Michael “Oiky” Gove may have been shunted off to the Whips’ Office to continue the theme of crashing ineptitude that he began while at the Department for Education (DfE), but his cheerleaders just keep on cheering, and spinning the same old baloney: Gove, in their retelling, was a Great Reformer. One of those spinning longest and loudest is Spectator editor Fraser Nelson.
Nelson, who is a highly intelligent man, must know that the substance of what Gove actually did is not unadjacent to Sweet Jack, yet on he spins. Free Schools are lauded, despite the programme going well over £1 billion over budget. Schools converting to Academy status are also praised, despite this being someone else’s idea, and despite the reality not matching his latest Telegraph article.
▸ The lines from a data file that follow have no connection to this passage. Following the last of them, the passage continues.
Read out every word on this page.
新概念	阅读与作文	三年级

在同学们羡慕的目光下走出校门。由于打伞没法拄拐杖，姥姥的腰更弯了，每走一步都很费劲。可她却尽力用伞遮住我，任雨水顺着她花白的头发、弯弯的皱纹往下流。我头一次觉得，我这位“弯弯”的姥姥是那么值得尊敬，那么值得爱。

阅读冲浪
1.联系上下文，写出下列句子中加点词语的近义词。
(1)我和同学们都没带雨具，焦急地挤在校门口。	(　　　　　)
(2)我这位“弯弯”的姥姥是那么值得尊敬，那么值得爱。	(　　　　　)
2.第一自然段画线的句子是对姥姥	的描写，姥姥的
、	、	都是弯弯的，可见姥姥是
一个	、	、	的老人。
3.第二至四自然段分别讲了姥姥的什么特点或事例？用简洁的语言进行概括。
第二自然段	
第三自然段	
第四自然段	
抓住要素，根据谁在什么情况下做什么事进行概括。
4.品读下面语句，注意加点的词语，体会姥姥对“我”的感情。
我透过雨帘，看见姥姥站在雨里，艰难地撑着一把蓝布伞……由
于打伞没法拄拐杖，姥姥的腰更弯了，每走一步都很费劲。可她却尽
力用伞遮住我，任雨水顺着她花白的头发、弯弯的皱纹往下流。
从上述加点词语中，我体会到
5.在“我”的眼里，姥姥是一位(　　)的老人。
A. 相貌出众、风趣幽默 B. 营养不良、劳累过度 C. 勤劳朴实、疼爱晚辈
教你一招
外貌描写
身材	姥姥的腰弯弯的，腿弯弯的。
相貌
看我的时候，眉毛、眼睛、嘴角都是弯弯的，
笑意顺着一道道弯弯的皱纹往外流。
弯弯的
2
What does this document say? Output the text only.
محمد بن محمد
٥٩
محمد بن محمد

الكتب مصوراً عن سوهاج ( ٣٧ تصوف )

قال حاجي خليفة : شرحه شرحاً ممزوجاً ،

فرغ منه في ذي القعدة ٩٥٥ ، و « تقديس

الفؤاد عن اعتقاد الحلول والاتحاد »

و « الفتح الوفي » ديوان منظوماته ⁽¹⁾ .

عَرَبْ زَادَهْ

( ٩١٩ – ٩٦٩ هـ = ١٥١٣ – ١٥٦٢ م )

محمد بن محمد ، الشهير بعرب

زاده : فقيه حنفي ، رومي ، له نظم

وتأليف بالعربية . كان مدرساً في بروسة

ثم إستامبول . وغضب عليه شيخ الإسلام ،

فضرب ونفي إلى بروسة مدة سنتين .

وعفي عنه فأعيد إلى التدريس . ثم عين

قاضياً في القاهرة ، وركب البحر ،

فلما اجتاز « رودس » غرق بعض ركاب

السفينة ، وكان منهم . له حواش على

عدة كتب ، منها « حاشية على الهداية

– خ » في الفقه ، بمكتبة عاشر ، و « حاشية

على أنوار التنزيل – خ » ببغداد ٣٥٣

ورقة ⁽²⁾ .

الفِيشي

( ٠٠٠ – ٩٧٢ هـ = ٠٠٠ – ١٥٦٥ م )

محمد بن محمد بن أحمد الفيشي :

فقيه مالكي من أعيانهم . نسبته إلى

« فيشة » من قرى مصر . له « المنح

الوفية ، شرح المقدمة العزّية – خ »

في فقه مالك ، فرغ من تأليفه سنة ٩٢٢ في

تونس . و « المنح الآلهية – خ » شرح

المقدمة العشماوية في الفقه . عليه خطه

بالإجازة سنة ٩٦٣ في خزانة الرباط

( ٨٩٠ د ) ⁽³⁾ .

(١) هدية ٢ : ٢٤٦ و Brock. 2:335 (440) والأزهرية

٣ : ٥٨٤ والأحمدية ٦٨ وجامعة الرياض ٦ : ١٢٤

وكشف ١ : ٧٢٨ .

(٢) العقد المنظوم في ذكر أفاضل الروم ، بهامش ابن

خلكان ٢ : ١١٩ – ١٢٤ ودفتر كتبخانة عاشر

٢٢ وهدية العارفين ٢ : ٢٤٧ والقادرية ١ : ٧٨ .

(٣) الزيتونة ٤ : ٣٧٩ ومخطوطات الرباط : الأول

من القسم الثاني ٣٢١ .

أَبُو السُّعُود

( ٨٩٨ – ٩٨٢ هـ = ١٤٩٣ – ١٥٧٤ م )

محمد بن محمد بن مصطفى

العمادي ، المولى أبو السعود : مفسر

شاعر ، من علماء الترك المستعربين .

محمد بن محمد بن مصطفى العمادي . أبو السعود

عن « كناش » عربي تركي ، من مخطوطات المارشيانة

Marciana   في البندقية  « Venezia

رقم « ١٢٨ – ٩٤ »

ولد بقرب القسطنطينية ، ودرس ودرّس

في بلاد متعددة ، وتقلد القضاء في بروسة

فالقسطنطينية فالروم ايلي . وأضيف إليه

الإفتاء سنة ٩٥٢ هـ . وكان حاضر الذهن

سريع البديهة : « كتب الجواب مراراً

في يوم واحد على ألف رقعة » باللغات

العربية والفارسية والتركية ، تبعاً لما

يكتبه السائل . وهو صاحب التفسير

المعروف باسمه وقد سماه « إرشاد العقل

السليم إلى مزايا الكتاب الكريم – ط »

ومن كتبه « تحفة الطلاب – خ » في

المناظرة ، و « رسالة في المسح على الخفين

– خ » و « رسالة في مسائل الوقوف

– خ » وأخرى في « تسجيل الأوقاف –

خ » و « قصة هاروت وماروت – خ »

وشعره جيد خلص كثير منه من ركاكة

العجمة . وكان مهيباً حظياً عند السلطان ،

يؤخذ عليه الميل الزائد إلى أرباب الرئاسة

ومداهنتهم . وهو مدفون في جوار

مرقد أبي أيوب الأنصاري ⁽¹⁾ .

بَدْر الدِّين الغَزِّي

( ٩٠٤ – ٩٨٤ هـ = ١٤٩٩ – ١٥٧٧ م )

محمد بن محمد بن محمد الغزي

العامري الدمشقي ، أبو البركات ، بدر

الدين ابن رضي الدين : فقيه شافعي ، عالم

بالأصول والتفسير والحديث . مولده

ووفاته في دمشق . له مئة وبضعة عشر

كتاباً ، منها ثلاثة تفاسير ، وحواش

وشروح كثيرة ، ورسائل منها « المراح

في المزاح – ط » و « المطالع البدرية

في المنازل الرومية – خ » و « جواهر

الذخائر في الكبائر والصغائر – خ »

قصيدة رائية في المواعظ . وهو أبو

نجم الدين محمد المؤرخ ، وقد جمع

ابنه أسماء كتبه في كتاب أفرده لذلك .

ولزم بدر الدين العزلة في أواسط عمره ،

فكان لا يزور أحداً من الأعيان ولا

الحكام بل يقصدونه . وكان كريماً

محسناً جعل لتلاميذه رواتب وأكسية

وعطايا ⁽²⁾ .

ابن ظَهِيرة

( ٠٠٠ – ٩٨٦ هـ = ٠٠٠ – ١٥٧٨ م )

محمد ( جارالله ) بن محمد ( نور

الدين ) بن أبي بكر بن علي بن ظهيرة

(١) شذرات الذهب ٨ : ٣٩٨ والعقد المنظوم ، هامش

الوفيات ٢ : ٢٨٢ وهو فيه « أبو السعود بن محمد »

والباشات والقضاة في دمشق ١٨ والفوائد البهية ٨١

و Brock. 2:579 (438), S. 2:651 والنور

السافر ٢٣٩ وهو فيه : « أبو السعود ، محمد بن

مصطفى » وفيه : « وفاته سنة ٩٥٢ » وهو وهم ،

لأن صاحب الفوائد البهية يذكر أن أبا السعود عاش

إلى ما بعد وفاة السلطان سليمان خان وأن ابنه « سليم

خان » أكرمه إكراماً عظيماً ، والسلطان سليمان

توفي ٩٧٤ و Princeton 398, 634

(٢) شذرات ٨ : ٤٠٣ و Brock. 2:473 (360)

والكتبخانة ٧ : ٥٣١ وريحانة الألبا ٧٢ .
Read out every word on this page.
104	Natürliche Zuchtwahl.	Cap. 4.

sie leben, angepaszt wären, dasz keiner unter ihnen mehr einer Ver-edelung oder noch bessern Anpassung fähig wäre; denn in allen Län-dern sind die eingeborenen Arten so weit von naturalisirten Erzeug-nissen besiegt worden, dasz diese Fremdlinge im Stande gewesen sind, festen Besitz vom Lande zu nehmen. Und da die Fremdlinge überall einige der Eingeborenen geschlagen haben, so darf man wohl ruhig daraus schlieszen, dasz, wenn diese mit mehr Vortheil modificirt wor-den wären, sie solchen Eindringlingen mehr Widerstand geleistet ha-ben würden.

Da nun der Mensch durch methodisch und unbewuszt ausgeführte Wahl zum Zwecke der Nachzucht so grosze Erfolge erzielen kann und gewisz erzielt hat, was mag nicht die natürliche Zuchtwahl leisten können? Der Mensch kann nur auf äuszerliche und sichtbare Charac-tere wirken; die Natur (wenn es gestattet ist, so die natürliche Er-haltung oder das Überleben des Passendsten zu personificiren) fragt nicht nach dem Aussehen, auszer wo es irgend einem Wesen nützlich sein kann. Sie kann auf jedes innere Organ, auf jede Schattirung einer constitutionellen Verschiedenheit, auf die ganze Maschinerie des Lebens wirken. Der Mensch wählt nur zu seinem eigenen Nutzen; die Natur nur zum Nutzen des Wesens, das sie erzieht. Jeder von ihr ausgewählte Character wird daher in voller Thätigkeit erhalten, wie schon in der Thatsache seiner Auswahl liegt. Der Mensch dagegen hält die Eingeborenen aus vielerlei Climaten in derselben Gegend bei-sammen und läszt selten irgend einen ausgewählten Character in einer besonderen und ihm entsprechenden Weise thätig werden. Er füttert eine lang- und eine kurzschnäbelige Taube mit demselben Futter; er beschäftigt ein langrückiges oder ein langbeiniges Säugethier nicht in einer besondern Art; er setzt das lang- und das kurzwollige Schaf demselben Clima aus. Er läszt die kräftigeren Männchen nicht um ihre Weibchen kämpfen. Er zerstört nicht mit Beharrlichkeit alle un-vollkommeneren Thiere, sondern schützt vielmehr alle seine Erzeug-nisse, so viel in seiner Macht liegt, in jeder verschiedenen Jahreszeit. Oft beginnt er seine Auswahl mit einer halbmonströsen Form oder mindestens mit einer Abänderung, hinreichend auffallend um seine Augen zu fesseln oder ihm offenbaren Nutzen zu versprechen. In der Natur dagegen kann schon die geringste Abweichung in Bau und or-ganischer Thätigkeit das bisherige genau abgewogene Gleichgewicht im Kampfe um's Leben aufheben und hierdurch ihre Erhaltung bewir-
“The Blob gobbled up Michael Gove – now it’s coming for David Cameron ... The Prime Minister treats school reform like a dirty secret, but it is by far his greatest triumph” asserts Nelson. Yes, readers are still sold on the Strawman “Blob”, which is the stuff of invention, a mythical presence which is opposed to improving children’s education, while in the real world, it does not exist.
All those who are deemed by Gove’s disciples to be part of this “Blob” – teachers, educationalists, civil servants and administrators – want to improve education as much as Nelson and his fellow spinners. The characterisation is made purely in order to have something to blame, which at least makes a change from eastern European migrants. And Nelson’s example is deeply flawed.
After telling “‘If the Blob scents weakness, they exploit it,’ one school governor tells me. ‘That’s what’s happening now’”, which means he is still on speaking terms with the loathsome Toby Young, Nelson tells of “Inspiration Trust, a Norfolk-based group with a track record of turning around failing schools. It ... has now been dragged into something of a spurious row about having advance notice of Ofsted inspections”.
For “spurious”, read “reported in the Observer”. Inspiration Trust appeared to be rather well-informed as to when Ofsted would be calling by. Their excuse, that they were on some kind of long-term heightened inspection readiness, is interesting, but the emails seen by the paper suggest prior knowledge. Inspiration has made a legal complaint; tellingly, Ofsted has not.
And that is Nelson’s only evidence in support of his “Blob” Strawman. He makes no mention of all the Free School and Academy failures, and while enthusing over how many schools have converted to Academy status, says nothing about many of those conversions being urged by the DfE, or even forced on the schools concerned. Instead, he issues the usual right-wing prattle.
Education could be discussed rationally and impartially. But not by Fraser Nelson.